State agriculture leaders from across the country advocated for farmworker visa reform, more grant funding for hemp research, and free-flowing interstate commerce at an annual conference this week in Louisville.

The nonpartisan National Association of State Departments of Agriculture, also known as NASDA, held hybrid meetings and had Q&As sessions and discussions, hearing from U.S. Department of Agriculture Secretary Tom Vilsack.

Directors, commissioners and secretaries of state departments of agriculture across the country on Wednesday voted to adopt several policies to advocate for as an organization, including reform on labor issues and trade.

One such policy change adopted by NASDA emphasized that states shouldn’t create regulations that disrupt interstate commerce of agricultural goods. Kentucky Commissioner of Agriculture Ryan Quarles said one such example of state regulations on agriculture is a ballot measure passed in California that could require livestock farmers outside the state to retrofit enclosures to give animals more living space to be able to sell animal products in California.

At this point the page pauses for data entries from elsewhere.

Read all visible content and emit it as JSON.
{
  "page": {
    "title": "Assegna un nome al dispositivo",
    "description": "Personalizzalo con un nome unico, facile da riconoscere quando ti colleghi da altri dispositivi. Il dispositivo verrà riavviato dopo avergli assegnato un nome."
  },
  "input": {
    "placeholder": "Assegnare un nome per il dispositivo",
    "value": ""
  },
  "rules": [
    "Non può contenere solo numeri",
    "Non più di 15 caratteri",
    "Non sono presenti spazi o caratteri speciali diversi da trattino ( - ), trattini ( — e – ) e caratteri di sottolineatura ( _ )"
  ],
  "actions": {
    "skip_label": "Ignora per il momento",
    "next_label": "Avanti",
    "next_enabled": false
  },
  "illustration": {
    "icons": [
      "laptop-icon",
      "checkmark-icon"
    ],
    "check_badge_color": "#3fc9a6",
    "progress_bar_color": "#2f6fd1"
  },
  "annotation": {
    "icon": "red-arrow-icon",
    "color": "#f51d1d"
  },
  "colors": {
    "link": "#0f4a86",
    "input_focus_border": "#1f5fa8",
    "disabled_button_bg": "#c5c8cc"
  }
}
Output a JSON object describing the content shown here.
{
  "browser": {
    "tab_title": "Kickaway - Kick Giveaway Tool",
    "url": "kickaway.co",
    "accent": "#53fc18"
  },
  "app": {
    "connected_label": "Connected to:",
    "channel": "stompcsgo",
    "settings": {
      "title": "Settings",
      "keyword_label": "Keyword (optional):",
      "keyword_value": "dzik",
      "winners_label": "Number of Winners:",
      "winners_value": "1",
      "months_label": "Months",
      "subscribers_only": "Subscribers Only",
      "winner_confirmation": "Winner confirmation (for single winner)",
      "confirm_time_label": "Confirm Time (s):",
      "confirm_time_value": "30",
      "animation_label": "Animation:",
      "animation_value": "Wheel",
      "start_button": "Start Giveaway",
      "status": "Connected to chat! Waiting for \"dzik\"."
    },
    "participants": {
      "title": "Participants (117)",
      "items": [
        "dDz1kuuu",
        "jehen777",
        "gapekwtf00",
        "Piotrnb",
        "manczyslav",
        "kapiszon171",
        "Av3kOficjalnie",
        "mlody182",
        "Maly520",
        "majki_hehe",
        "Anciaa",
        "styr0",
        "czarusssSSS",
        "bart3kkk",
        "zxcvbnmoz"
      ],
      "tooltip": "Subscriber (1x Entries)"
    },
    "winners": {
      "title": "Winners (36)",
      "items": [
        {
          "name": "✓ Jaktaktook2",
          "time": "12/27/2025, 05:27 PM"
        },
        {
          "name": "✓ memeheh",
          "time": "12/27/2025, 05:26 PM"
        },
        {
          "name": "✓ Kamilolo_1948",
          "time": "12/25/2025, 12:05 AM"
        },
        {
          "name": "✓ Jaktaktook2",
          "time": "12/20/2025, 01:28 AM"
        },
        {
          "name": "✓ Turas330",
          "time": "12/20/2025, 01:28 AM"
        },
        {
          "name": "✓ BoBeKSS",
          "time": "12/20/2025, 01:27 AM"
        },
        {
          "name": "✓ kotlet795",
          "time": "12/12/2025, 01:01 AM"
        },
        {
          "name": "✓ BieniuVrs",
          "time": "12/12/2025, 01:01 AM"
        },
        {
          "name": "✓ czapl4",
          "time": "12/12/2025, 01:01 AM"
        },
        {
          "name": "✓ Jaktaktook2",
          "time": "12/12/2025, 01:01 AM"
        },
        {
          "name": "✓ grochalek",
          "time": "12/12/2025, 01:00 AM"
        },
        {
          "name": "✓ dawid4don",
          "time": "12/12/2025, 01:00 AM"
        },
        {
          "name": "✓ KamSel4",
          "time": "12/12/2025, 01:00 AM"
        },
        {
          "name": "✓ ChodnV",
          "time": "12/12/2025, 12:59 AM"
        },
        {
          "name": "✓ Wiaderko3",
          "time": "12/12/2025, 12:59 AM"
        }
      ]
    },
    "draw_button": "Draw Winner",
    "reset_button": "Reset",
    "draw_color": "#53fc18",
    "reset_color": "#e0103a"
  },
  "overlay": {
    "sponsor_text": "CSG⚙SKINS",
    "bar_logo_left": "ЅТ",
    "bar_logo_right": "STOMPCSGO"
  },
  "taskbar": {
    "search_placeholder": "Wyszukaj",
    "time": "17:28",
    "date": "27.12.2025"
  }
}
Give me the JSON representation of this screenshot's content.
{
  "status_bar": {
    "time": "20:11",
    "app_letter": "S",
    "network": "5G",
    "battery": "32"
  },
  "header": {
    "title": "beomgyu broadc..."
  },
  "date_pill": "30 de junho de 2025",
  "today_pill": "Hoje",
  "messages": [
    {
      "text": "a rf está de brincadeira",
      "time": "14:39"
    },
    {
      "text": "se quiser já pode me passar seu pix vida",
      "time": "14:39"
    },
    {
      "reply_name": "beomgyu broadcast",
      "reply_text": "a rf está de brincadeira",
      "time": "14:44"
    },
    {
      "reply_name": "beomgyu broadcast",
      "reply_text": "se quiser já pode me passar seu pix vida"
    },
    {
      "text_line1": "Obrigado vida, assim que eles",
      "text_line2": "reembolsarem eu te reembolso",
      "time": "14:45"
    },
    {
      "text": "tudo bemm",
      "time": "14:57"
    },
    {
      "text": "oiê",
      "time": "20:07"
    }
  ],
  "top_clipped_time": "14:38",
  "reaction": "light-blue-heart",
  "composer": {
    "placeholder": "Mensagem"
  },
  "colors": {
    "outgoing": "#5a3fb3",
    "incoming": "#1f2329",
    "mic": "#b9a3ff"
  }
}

“I think that this resolution really aimed toward saying, look folks, if you're going to tighten up or make serious regular regulatory changes in one state, it shouldn't affect the ability of other states to sell into neighboring markets,” Quarles said.

The ballot measure has recently been under fire from meat industry trade groups, while animal rights groups have championed the measure. Quarles also pointed to another example where a bill pushed through Congress in 2016 nullified a law in Vermont that would have required genetically modified ingredients to be clearly labeled on products in the state.

NASDA adopted policy introduced by Quarles advocating for agribusinesses to address vulnerabilities to cyberattacks given the threat of disruption to the nation’s food supply and the threat of stolen intellectual property, according to a spokesperson for the Kentucky Department of Agriculture. Meatpacking giant JBS said this summer the company had to pay $11 million to hackers in a ransomware attack this summer.

The organization also adopted policy advocating for temporary, seasonal visa programs for farmworkers year-round visas.

Quarles finished his year-long tenure as NASDA president at the conference. He said ultimately it’s up to the federal government to implement much of what NASDA is advocating for at the state level.